Dear Editor,
The sugar industry provides significant employment, and, in spite of the challenges it faces, accounts for a large amount of our country’s foreign exchange earnings. Right up to May 2015, when the PPP/C Government demitted office, approximately 100,000 Guyanese were directly and indirectly dependent on the industry for their livelihood.
As a concerned Government, the PPP/C considered the significance of the industry from a social and economic perspective; the ultimate effect on the Guyanese populace of the loss of earnings of dismissed sugar workers; and the considerable reduction in spending by these workers on consumer goods and services, provided in large measure by small- and medium-sized businesses that rely on the support of the sugar workers. That is why we worked with GuySuCo, the sugar workers’ unions GAWU and NAACIE, and the workers themselves to address the challenges of high production cost and to revive the fortunes of the sugar industry.
We did provide financial and other forms of support to the sector, for we had determined that sugar was — and indeed still is — a sustainable business in Guyana.
We overtly, then and even now, declared our opposition to the closure, privatization, or downsizing of the sugar estates.
Conversely, the APNU/AFC Government refuses to engage the PPP/C and the unions in any meaningful discussions on the way forward for the sugar industry. So much for workers’ representation and the APNU/AFC Government’s respect for trade unions and the workers they represent.

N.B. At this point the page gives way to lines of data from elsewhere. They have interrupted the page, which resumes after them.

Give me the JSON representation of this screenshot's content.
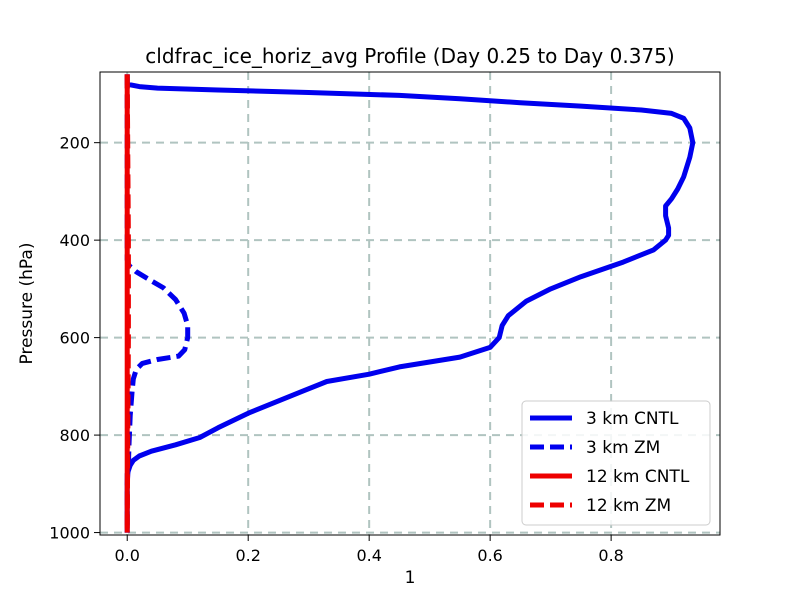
{
  "chart_data": {
    "type": "line",
    "title": "cldfrac_ice_horiz_avg Profile (Day 0.25 to Day 0.375)",
    "xlabel": "1",
    "ylabel": "Pressure (hPa)",
    "xlim": [
      -0.045,
      0.98
    ],
    "ylim": [
      1005,
      55
    ],
    "y_inverted": true,
    "grid": true,
    "legend_position": "lower right",
    "x_ticks": [
      0.0,
      0.2,
      0.4,
      0.6,
      0.8
    ],
    "x_tick_labels": [
      "0.0",
      "0.2",
      "0.4",
      "0.6",
      "0.8"
    ],
    "y_ticks": [
      200,
      400,
      600,
      800,
      1000
    ],
    "y_tick_labels": [
      "200",
      "400",
      "600",
      "800",
      "1000"
    ],
    "series": [
      {
        "name": "3 km CNTL",
        "color": "#0000ee",
        "dash": "solid",
        "points": [
          [
            0.0,
            60
          ],
          [
            0.0,
            80
          ],
          [
            0.02,
            85
          ],
          [
            0.05,
            88
          ],
          [
            0.15,
            92
          ],
          [
            0.3,
            97
          ],
          [
            0.45,
            103
          ],
          [
            0.55,
            110
          ],
          [
            0.65,
            118
          ],
          [
            0.75,
            125
          ],
          [
            0.85,
            133
          ],
          [
            0.9,
            140
          ],
          [
            0.92,
            150
          ],
          [
            0.93,
            170
          ],
          [
            0.935,
            200
          ],
          [
            0.93,
            230
          ],
          [
            0.92,
            270
          ],
          [
            0.91,
            295
          ],
          [
            0.9,
            315
          ],
          [
            0.89,
            330
          ],
          [
            0.89,
            350
          ],
          [
            0.895,
            375
          ],
          [
            0.895,
            390
          ],
          [
            0.89,
            400
          ],
          [
            0.87,
            420
          ],
          [
            0.82,
            445
          ],
          [
            0.75,
            475
          ],
          [
            0.7,
            500
          ],
          [
            0.66,
            525
          ],
          [
            0.63,
            555
          ],
          [
            0.62,
            575
          ],
          [
            0.615,
            600
          ],
          [
            0.6,
            620
          ],
          [
            0.55,
            640
          ],
          [
            0.45,
            660
          ],
          [
            0.4,
            675
          ],
          [
            0.33,
            690
          ],
          [
            0.29,
            710
          ],
          [
            0.2,
            755
          ],
          [
            0.15,
            785
          ],
          [
            0.12,
            805
          ],
          [
            0.08,
            820
          ],
          [
            0.04,
            833
          ],
          [
            0.02,
            843
          ],
          [
            0.01,
            852
          ],
          [
            0.005,
            862
          ],
          [
            0.0,
            880
          ],
          [
            0.0,
            1000
          ]
        ]
      },
      {
        "name": "3 km ZM",
        "color": "#0000ee",
        "dash": "dashed",
        "points": [
          [
            0.0,
            60
          ],
          [
            0.0,
            440
          ],
          [
            0.003,
            452
          ],
          [
            0.015,
            465
          ],
          [
            0.035,
            480
          ],
          [
            0.06,
            498
          ],
          [
            0.08,
            522
          ],
          [
            0.094,
            550
          ],
          [
            0.1,
            575
          ],
          [
            0.1,
            600
          ],
          [
            0.095,
            625
          ],
          [
            0.085,
            638
          ],
          [
            0.05,
            645
          ],
          [
            0.025,
            653
          ],
          [
            0.015,
            665
          ],
          [
            0.01,
            685
          ],
          [
            0.008,
            710
          ],
          [
            0.005,
            760
          ],
          [
            0.003,
            820
          ],
          [
            0.002,
            860
          ],
          [
            0.0,
            900
          ],
          [
            0.0,
            1000
          ]
        ]
      },
      {
        "name": "12 km CNTL",
        "color": "#ee0000",
        "dash": "solid",
        "points": [
          [
            0.0,
            60
          ],
          [
            0.0,
            1000
          ]
        ]
      },
      {
        "name": "12 km ZM",
        "color": "#ee0000",
        "dash": "dashed",
        "points": [
          [
            0.0,
            60
          ],
          [
            0.002,
            400
          ],
          [
            0.002,
            600
          ],
          [
            0.0,
            1000
          ]
        ]
      }
    ]
  }
}
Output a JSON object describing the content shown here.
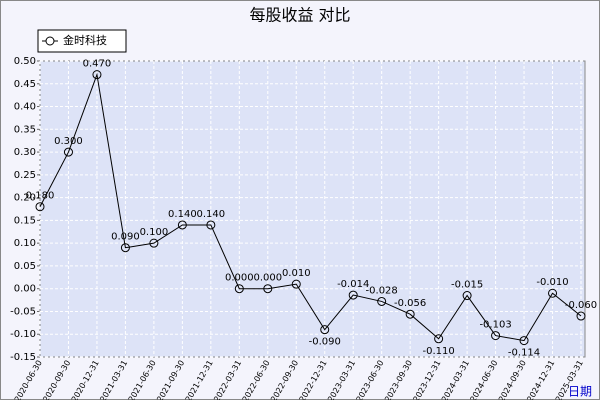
{
  "chart_data": {
    "type": "line",
    "title": "每股收益 对比",
    "x_label": "日期",
    "categories": [
      "2020-06-30",
      "2020-09-30",
      "2020-12-31",
      "2021-03-31",
      "2021-06-30",
      "2021-09-30",
      "2021-12-31",
      "2022-03-31",
      "2022-06-30",
      "2022-09-30",
      "2022-12-31",
      "2023-03-31",
      "2023-06-30",
      "2023-09-30",
      "2023-12-31",
      "2024-03-31",
      "2024-06-30",
      "2024-09-30",
      "2024-12-31",
      "2025-03-31"
    ],
    "series": [
      {
        "name": "金时科技",
        "color": "#000000",
        "values": [
          0.18,
          0.3,
          0.47,
          0.09,
          0.1,
          0.14,
          0.14,
          0,
          0,
          0.01,
          -0.09,
          -0.014,
          -0.028,
          -0.056,
          -0.11,
          -0.015,
          -0.103,
          -0.114,
          -0.01,
          -0.06
        ],
        "value_labels": [
          "0.180",
          "0.300",
          "0.470",
          "0.090",
          "0.100",
          "0.140",
          "0.140",
          "0.000",
          "0.000",
          "0.010",
          "-0.090",
          "-0.014",
          "-0.028",
          "-0.056",
          "-0.110",
          "-0.015",
          "-0.103",
          "-0.114",
          "-0.010",
          "-0.060"
        ]
      }
    ],
    "ylim": [
      -0.15,
      0.5
    ],
    "yticks": [
      {
        "value": -0.15,
        "label": "-0.15"
      },
      {
        "value": -0.1,
        "label": "-0.10"
      },
      {
        "value": -0.05,
        "label": "-0.05"
      },
      {
        "value": 0,
        "label": "0.00"
      },
      {
        "value": 0.05,
        "label": "0.05"
      },
      {
        "value": 0.1,
        "label": "0.10"
      },
      {
        "value": 0.15,
        "label": "0.15"
      },
      {
        "value": 0.2,
        "label": "0.20"
      },
      {
        "value": 0.25,
        "label": "0.25"
      },
      {
        "value": 0.3,
        "label": "0.30"
      },
      {
        "value": 0.35,
        "label": "0.35"
      },
      {
        "value": 0.4,
        "label": "0.40"
      },
      {
        "value": 0.45,
        "label": "0.45"
      },
      {
        "value": 0.5,
        "label": "0.50"
      }
    ],
    "grid": true,
    "legend": "top-left"
  }
}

The Government has set up a $52M commission of inquiry into the performance of the sugar industry. The commission’s work and report do not reflect the views or recommendations of the Opposition PPP/C or the sugar workers’ unions. To the contrary, the Commission recommends , inter alia, that GuySuCo be privatized over a period of three years; that some lands be diversified to fish farming; that 4 of the 7 factories, viz: Enmore, Wales, Rose Hall and Skeldon, be closed. The Report is very much influenced by political considerations and is obviously designed to hasten the end of the sugar industry by privatizing some of the assets. The Government, major shareholder in GuySuCo, is obviously oblivious to the plight of the sugar workers. So much for the good life for sugar workers; they were apparently never meant to be beneficiaries.

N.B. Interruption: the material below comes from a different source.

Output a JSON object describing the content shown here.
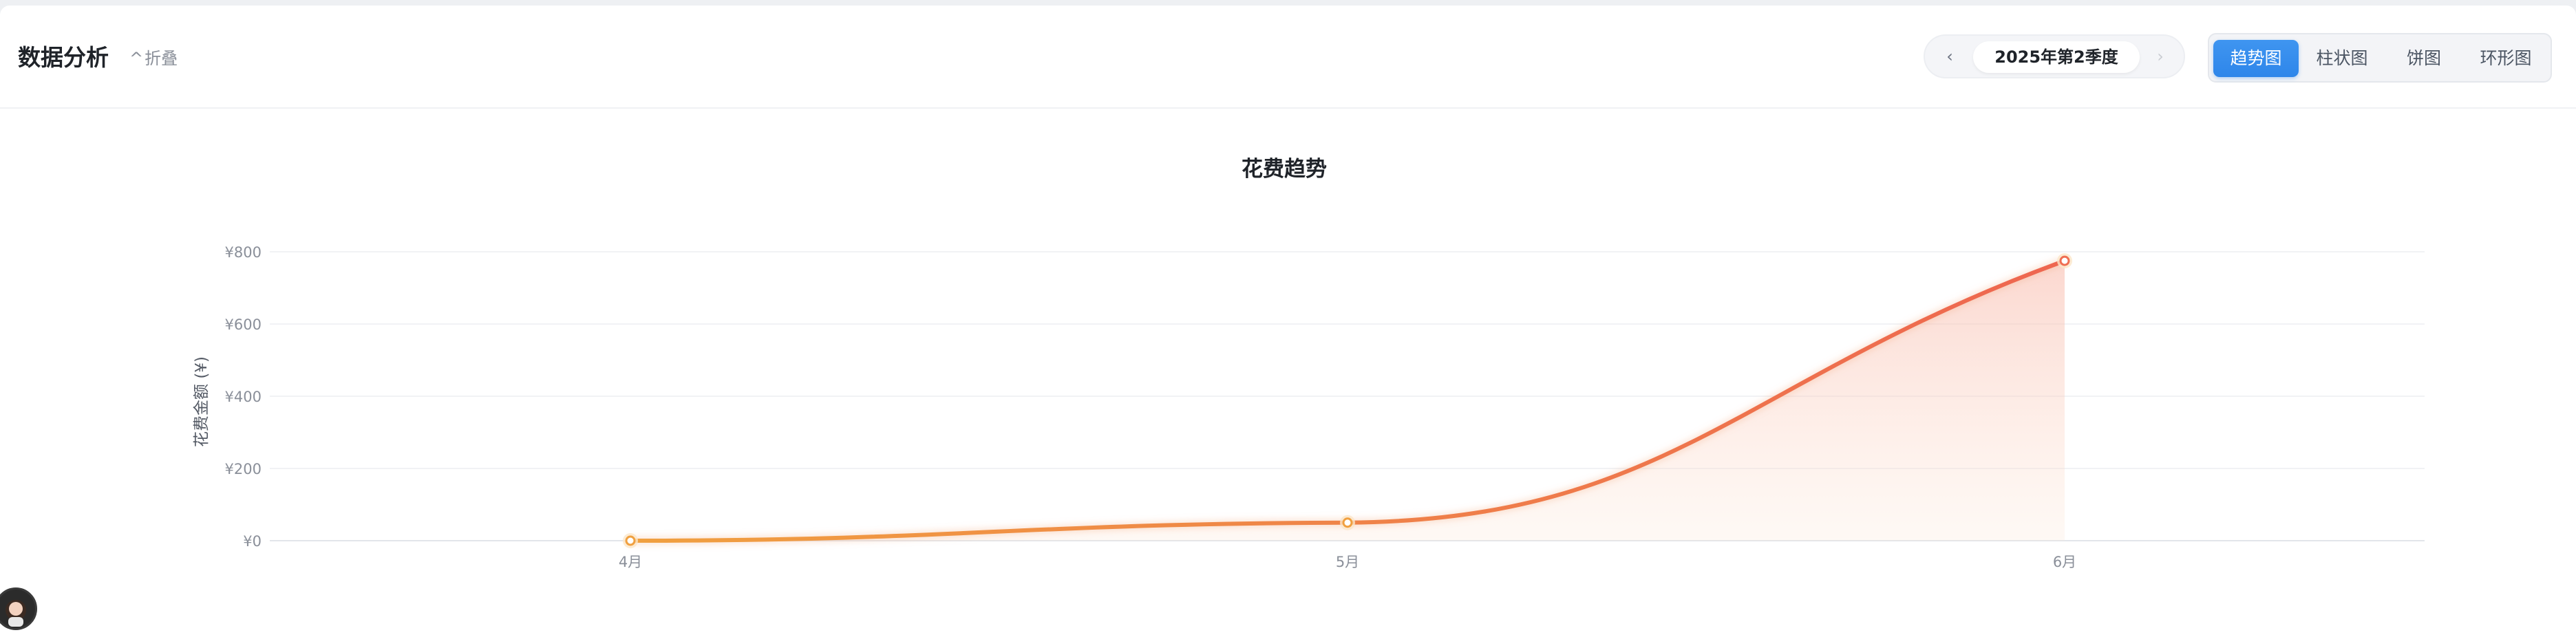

For decades, sugar supported and kept Guyana alive through the sugar levy. Indeed, there was a time when the payment of salaries of public servants, teachers, nurses, police, army etc. depended on GuySuCo. We must never forget this, or allow those with their own political axe to grind to cause us to forget this fact. We all benefit from sugar, and any investment in sugar will help the industry to return to viability and will provide more finances for the Treasury.
Officials of GuySuCo have said they have a plan to ensure that workers who are displaced by Government’s announced closure of the sugar estates would be redeployed. The Government is yet to provide details of this plan. Neither the workers at the estates, nor their unions, nor the People’s Progressive Party have any trust or confidence in these empty promises of the APNU/ AFC Government. There is no clarity with respect to the options the APNU/AFC Government is examining, but political considerations seem to be taking precedence over social and economic considerations.
What does the closure of four of the estates – Wales, Enmore, Rose Hall and Skeldon – mean for the retrenched workers, their families, their communities, their regions and the country? What is the alternate livelihood of the retrenched/dismissed workers?
How would loss-of-income impact the lives of the retrenched workers, their families, small businesses such as grocers, hardware stores, furniture stores, hire car owners/drivers who depend primarily on sugar workers to buy their goods and services? How will workers fund payment for water, electricity, telephone and other utility services? What about transportation for children to go to school, medical expenses, those who have loans to repay, including mortgages? Or is it that the Government is unconcerned?
The sugar workers of Guyana face an uncertain future, due to the reckless and irresponsible decision of the APNU/AFC Government to close several sugar estates and to privatize the Skeldon Estate. This will certainly add to our present economic woes, moreso as opportunities for alternative employment in the public and private sectors — and even for self-employment — scarcely exist.
One would have thought that the Government would cull from the experience at Wales, where gloom has overtaken once-thriving communities concomitant with the closure of the Wales Sugar Estate. Government obviously has not done any social impact assessment, and consequently has no plan to address the issue of redeployment of workers of closed sugar estates.
Government must not abandon 18,000 workers, but must work with the Opposition and the sugar unions to save the industry. Government must revisit its decision on the way forward for sugar, moreso in the light of the declining performance of our country’s economy.